Ein Tipp: Bist du dir unsicher, ob in deinem Arbeitszeugnis Formulierungen stehen, die eventuell negativ ausgelegt werden, lass es von einem Experten prüfen. Es gibt mittlerweile entsprechende Angebote online, doch du kannst dich auch an einen Anwalt für Arbeitsrecht wenden.
Was kann ich bei einem negativen Arbeitszeugnis tun?
Hast du dann tatsächlich festgestellt, dass dein Arbeitszeugnis Formulierungen enthält, die bei zukünftigen Bewerbungen hinderlich sein könnten, brauchst du dies nicht einfach hinnehmen.
Grundsätzlich gilt: Das Arbeitszeugnis muss mindestens der Schulnote 3 entsprechen. Dies hat das Bundesarbeitsgericht in einem Urteil 2014 (9 AZR 584/13) entschieden. Schlechtere Noten muss der Arbeitgeber begründen. Kann er dies (z.B. mit Verweis darauf, dass du mehrmals abgemahnt wurdest), musst du das Arbeitszeugnis akzeptieren. In diesem Fall kann es dann besser sein, ein einfaches Arbeitszeugnis für deine Bewerbungen anzufordern.
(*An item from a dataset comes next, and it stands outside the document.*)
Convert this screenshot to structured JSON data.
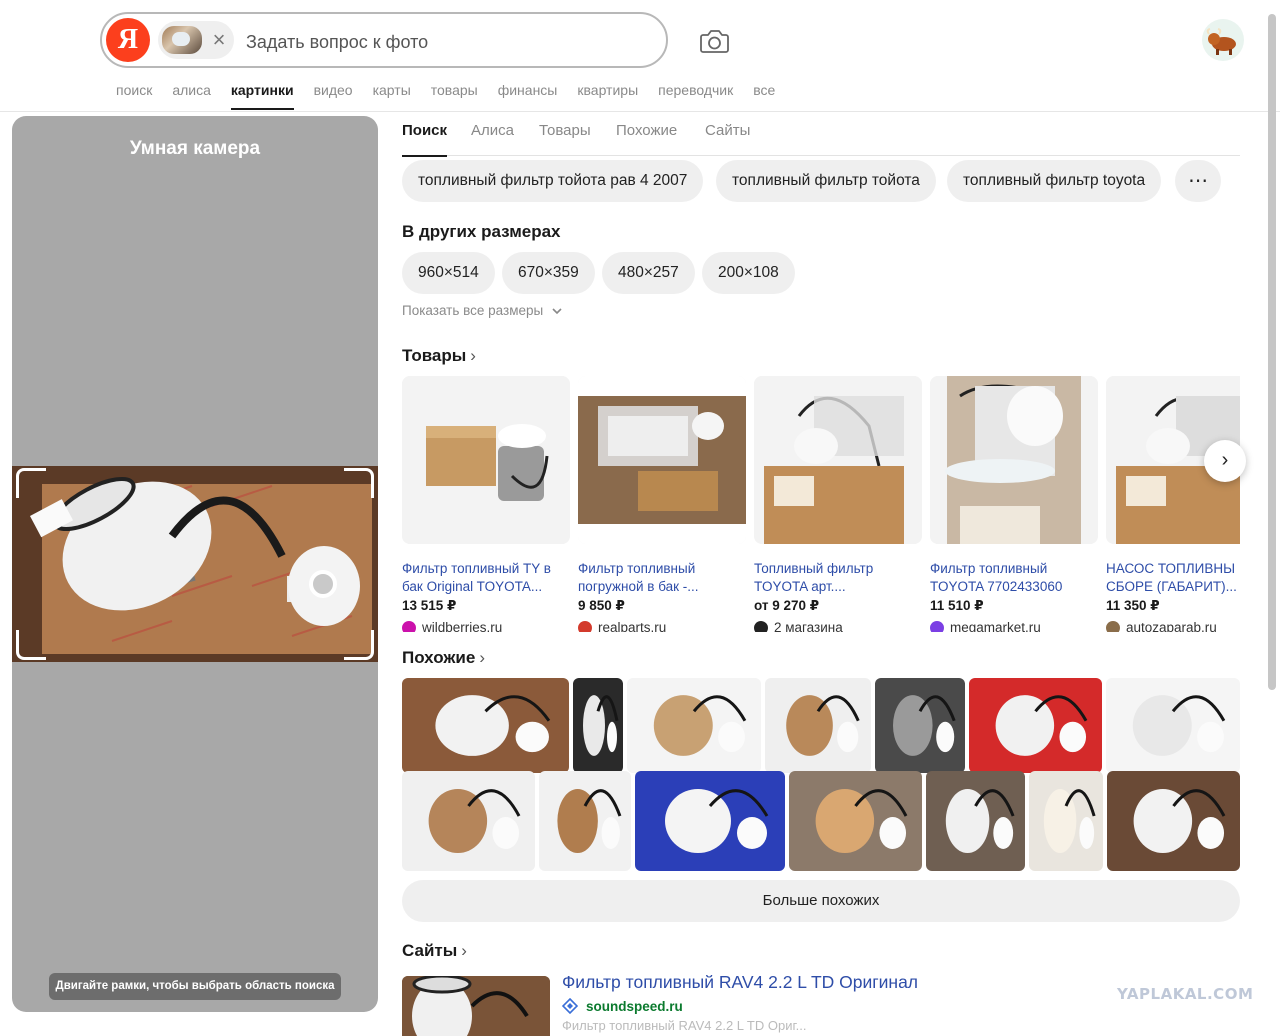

Entspricht dein Arbeitszeugnis der Note 3 und du bist der Ansicht, du hast eine 1 oder 2 verdient, dann liegt die Beweislast bei dir. Du kannst zum Beispiel auf erfolgreiche Projekte verweisen und dich von deinen Kollegen unterstützen lassen.
Im Notfall zum Anwalt
Auf jeden Fall solltest du zunächst das Gespräch mit deinem Vorgesetzten und/oder dem Personaler suchen, wenn dir im Arbeitszeugnis Formulierungen unangenehm auffallen. Möglicherweise war dem Personaler gar nicht klar, dass eine bestimmte Formulierung negativ aufgefasst werden könnte oder der Chef hatte gerade einen schlechten Tag und lässt sich durch eine nette Bitte umstimmen. Dabei ist es hilfreich, wenn du gleich alternative Formulierungen mitbringst, die übernommen werden können. Du kannst diese Formulierungen auch im Rahmen eines schriftlichen Widerspruchs einreichen, wenn der Chef nicht für ein Gespräch zu erreichen ist.
Hilft dies nicht, kannst du eine formale Zeugnisberichtigungsklage erheben. Eine solche Klage hat vor allem dann Aussicht auf Erfolg, wenn unzulässige Geheimcodes verwendet wurden. Ein Anwalt für Arbeitsrecht kann dich hierzu am besten beraten.